Saturday, March 20, 2004
As Nikki and I are en route to the ice machine, I see Fisherman, an older gentleman, which I had spoken to earlier in the day. Because the weather has now turned a little chilly and it rains a cold rain, Fisherman says that we will talk when I return from the ice machine. I smile and agree as Nikki and I continue on our quest for ice.
While Nikki hobbles and I trudge back up the steps, I look up and notice Fisherman smoking his cigar at the top of the steps. We begin briefly chatting back and forth about his day, his fishing experiences and the NCAA tournament on television tonight. He asks me about our experiences so far in the great town of Padua and I say that it’s been great so far, even if we have not done a lot. He jokingly replies that there is not much to do! I laugh and we continue our chat.
When I tell him that we are communication majors, not mathematics majors, he is surprised. We begin chatting about our mathematical backgrounds and he expresses firm belief that math is important, but not something that he is fond of. He enlightens me as to his educational background. It is an almost sad but rather common story. Fisherman grew up in a small town, Logan, WV and then later transferred schools during his high school years to a larger, more developed school in the state’s capitol (Charleston).

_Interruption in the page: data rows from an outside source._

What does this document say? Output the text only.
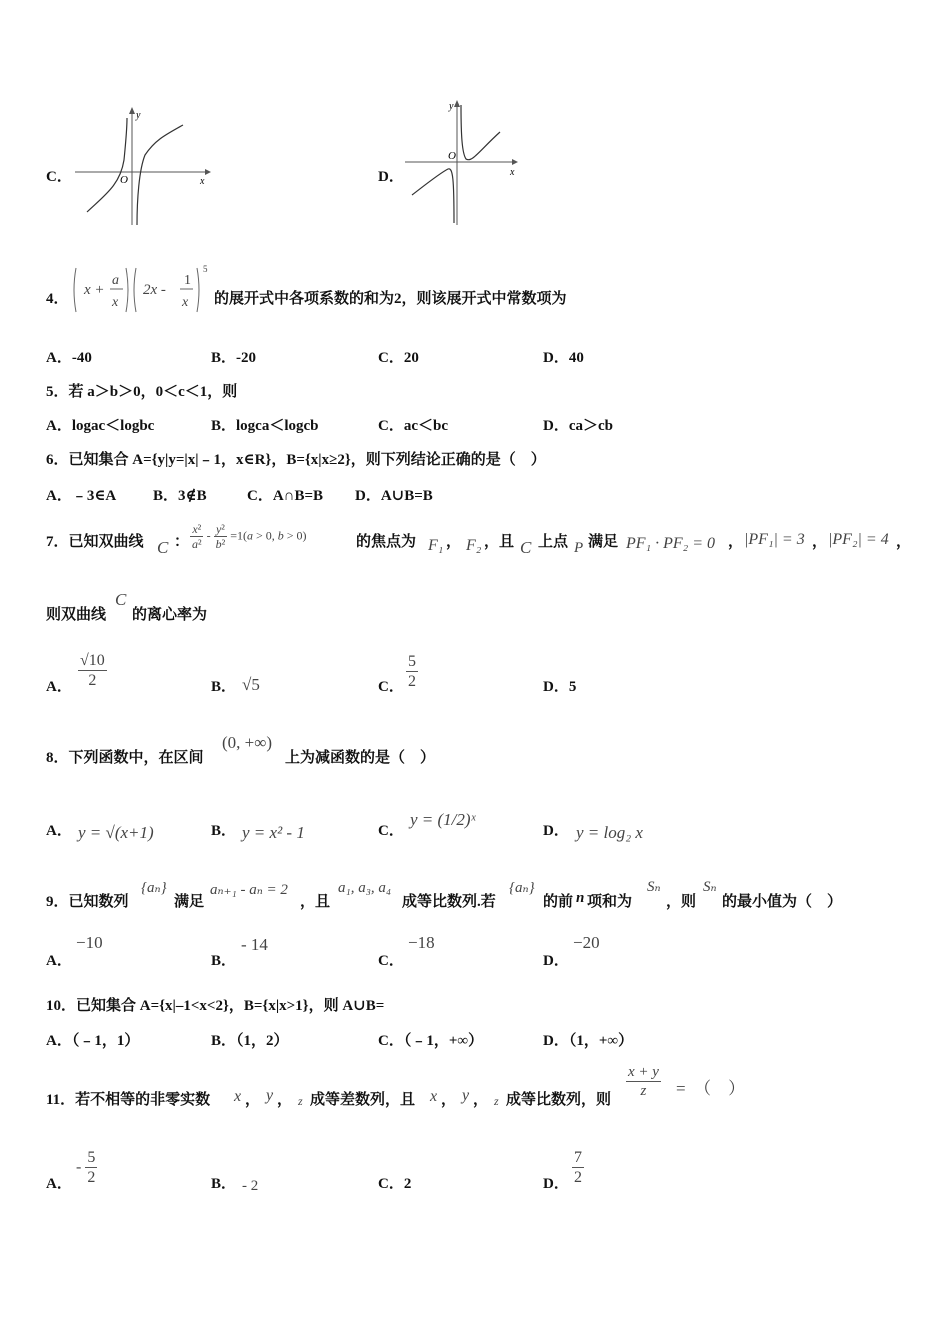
C．
y
x
O	D．
y
x
O
4．
x +
a
x
2x -
1
x
5
的展开式中各项系数的和为2，则该展开式中常数项为
A．-40	B．-20	C．20	D．40
5．若 a＞b＞0，0＜c＜1，则
A．logac＜logbc	B．logca＜logcb	C．ac＜bc	D．ca＞cb
6．已知集合 A={y|y=|x|﹣1，x∈R}，B={x|x≥2}，则下列结论正确的是（　）
A．﹣3∈A B．3∉B	C．A∩B=B D．A∪B=B
7．已知双曲线 C ： $\frac{\text{x²}}{\text{a²}} - \frac{\text{y²}}{\text{b²}} =1(a > 0$, b > 0)	的焦点为 F₁ ， F₂ ，且 C 上点 P 满足 PF₁ · PF₂ = 0 ， |PF₁| = 3 ， |PF₂| = 4 ，
则双曲线
C
的离心率为
A． $\frac{√10}{2}$	B． √5	C． $\frac{5}{2}$	D．5
8．下列函数中，在区间
(0, +∞)
上为减函数的是（　）
A． y = √(x+1)	B． y = x² - 1	C．
y = (1/2)ˣ
D． y = log₂ x
9．已知数列
{aₙ}
满足
aₙ₊₁ - aₙ = 2
，且
a₁, a₃, a₄
成等比数列.若
{aₙ}
的前 n 项和为
Sₙ
，则
Sₙ
的最小值为（　）
A．
−10
B．
- 14
C．
−18
D．
−20
10．已知集合 A={x|–1<x<2}，B={x|x>1}，则 A∪B=
A．（﹣1，1）	B．（1，2）	C．（﹣1，+∞）	D．（1，+∞）
11．若不相等的非零实数 x ， y ， z 成等差数列，且 x ， y ， z 成等比数列，则 $\frac{x + y}{z}$ =　（　）
A．
- $\frac{5}{2}$	B． - 2	C．2	D． $\frac{7}{2}$
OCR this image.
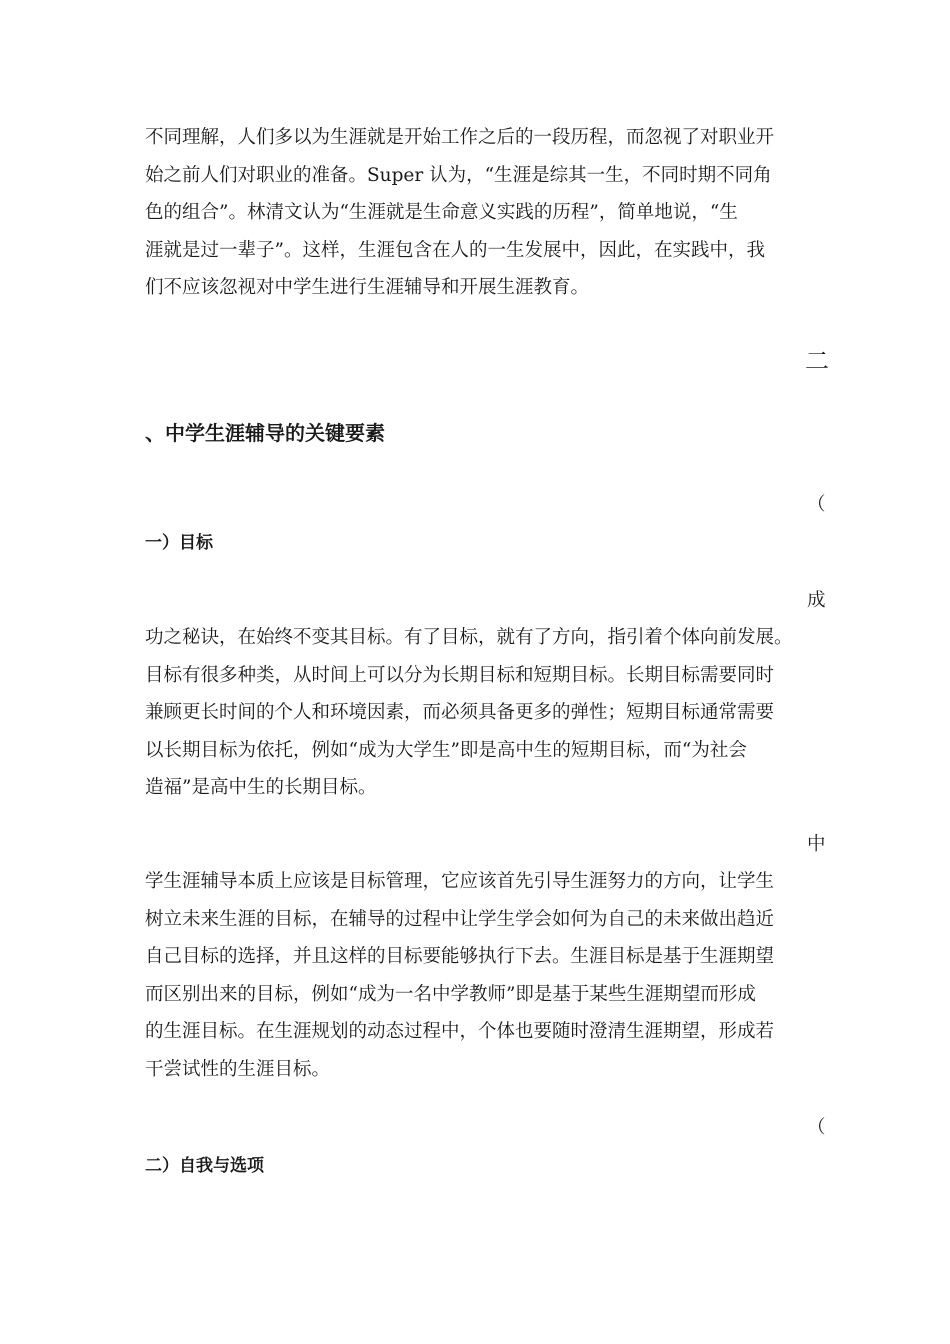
不同理解，人们多以为生涯就是开始工作之后的一段历程，而忽视了对职业开
始之前人们对职业的准备。Super 认为，“生涯是综其一生，不同时期不同角
色的组合”。林清文认为“生涯就是生命意义实践的历程”，简单地说，“生
涯就是过一辈子”。这样，生涯包含在人的一生发展中，因此，在实践中，我
们不应该忽视对中学生进行生涯辅导和开展生涯教育。
二
、中学生涯辅导的关键要素
（
一）目标
成
功之秘诀，在始终不变其目标。有了目标，就有了方向，指引着个体向前发展。
目标有很多种类，从时间上可以分为长期目标和短期目标。长期目标需要同时
兼顾更长时间的个人和环境因素，而必须具备更多的弹性；短期目标通常需要
以长期目标为依托，例如“成为大学生”即是高中生的短期目标，而“为社会
造福”是高中生的长期目标。
中
学生涯辅导本质上应该是目标管理，它应该首先引导生涯努力的方向，让学生
树立未来生涯的目标，在辅导的过程中让学生学会如何为自己的未来做出趋近
自己目标的选择，并且这样的目标要能够执行下去。生涯目标是基于生涯期望
而区别出来的目标，例如“成为一名中学教师”即是基于某些生涯期望而形成
的生涯目标。在生涯规划的动态过程中，个体也要随时澄清生涯期望，形成若
干尝试性的生涯目标。
（
二）自我与选项
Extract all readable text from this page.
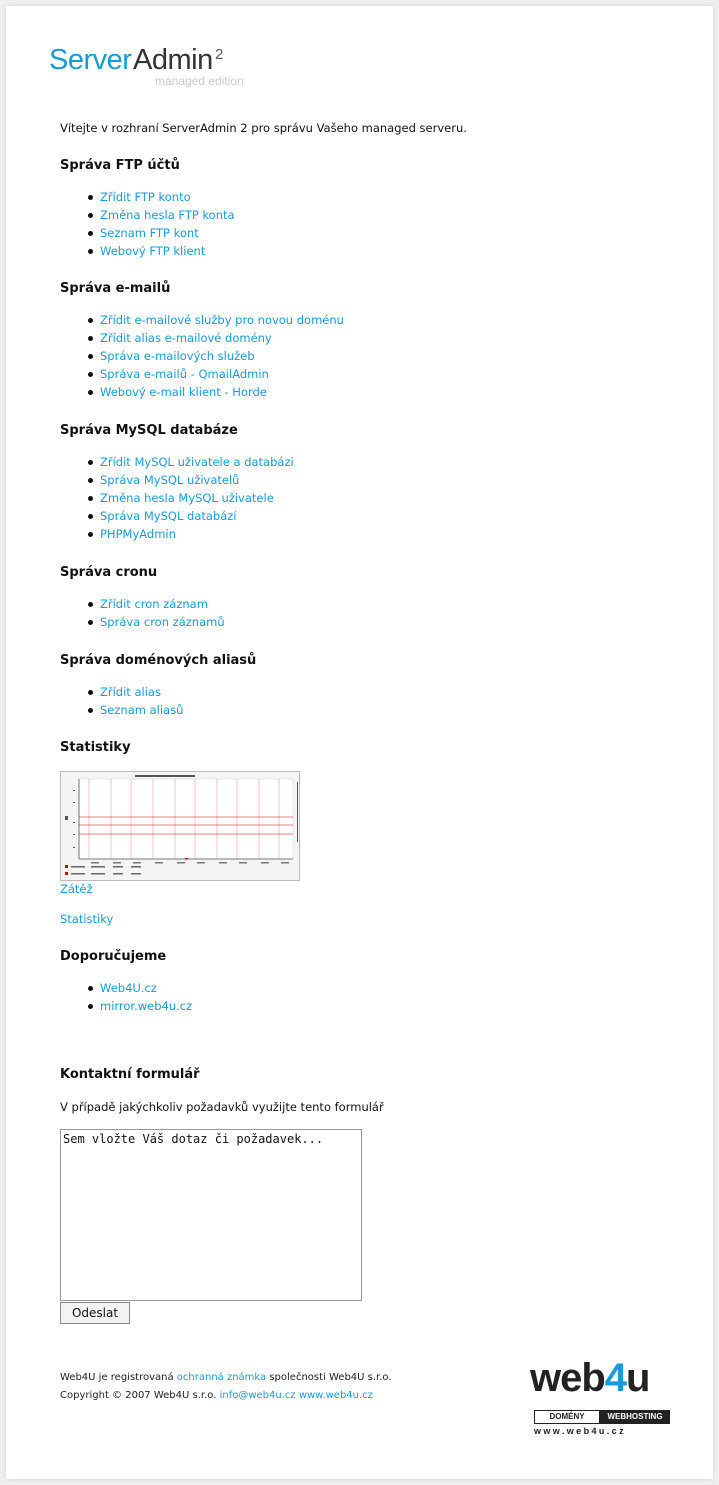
Server Admin 2
managed edition
Vítejte v rozhraní ServerAdmin 2 pro správu Vašeho managed serveru.
Správa FTP účtů
Zřídit FTP konto
Změna hesla FTP konta
Seznam FTP kont
Webový FTP klient
Správa e-mailů
Zřídit e-mailové služby pro novou doménu
Zřídit alias e-mailové domény
Správa e-mailových služeb
Správa e-mailů - QmailAdmin
Webový e-mail klient - Horde
Správa MySQL databáze
Zřídit MySQL uživatele a databázi
Správa MySQL uživatelů
Změna hesla MySQL uživatele
Správa MySQL databází
PHPMyAdmin
Správa cronu
Zřídit cron záznam
Správa cron záznamů
Správa doménových aliasů
Zřídit alias
Seznam aliasů
Statistiky
Zátěž
Statistiky
Doporučujeme
Web4U.cz
mirror.web4u.cz
Kontaktní formulář
V případě jakýchkoliv požadavků využijte tento formulář
Sem vložte Váš dotaz či požadavek...
Odeslat
Web4U je registrovaná ochranná známka společnosti Web4U s.r.o.
Copyright © 2007 Web4U s.r.o. info@web4u.cz www.web4u.cz	web4u
DOMÉNY	WEBHOSTING
www.web4u.cz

Fisherman remarks that while he was in elementary school and junior high school he did not receive a very good math education in Logan and that when he transferred to the Charleston he was behind the students there. His math teacher did not enable a desire within him to study math. The teacher didn’t seem to work well with his needs nor did Fisherman do well when he tried to catch up on his own.
His beliefs on math education seem to stem from his past where his math teachers did not provide a great background for him. He is intelligent and has a good job as a supervisor at coal mine. Fisherman believes that math is important in his life. He thoroughly loves Padua and will undoubtedly continue his trek in and out Padua till his dying days.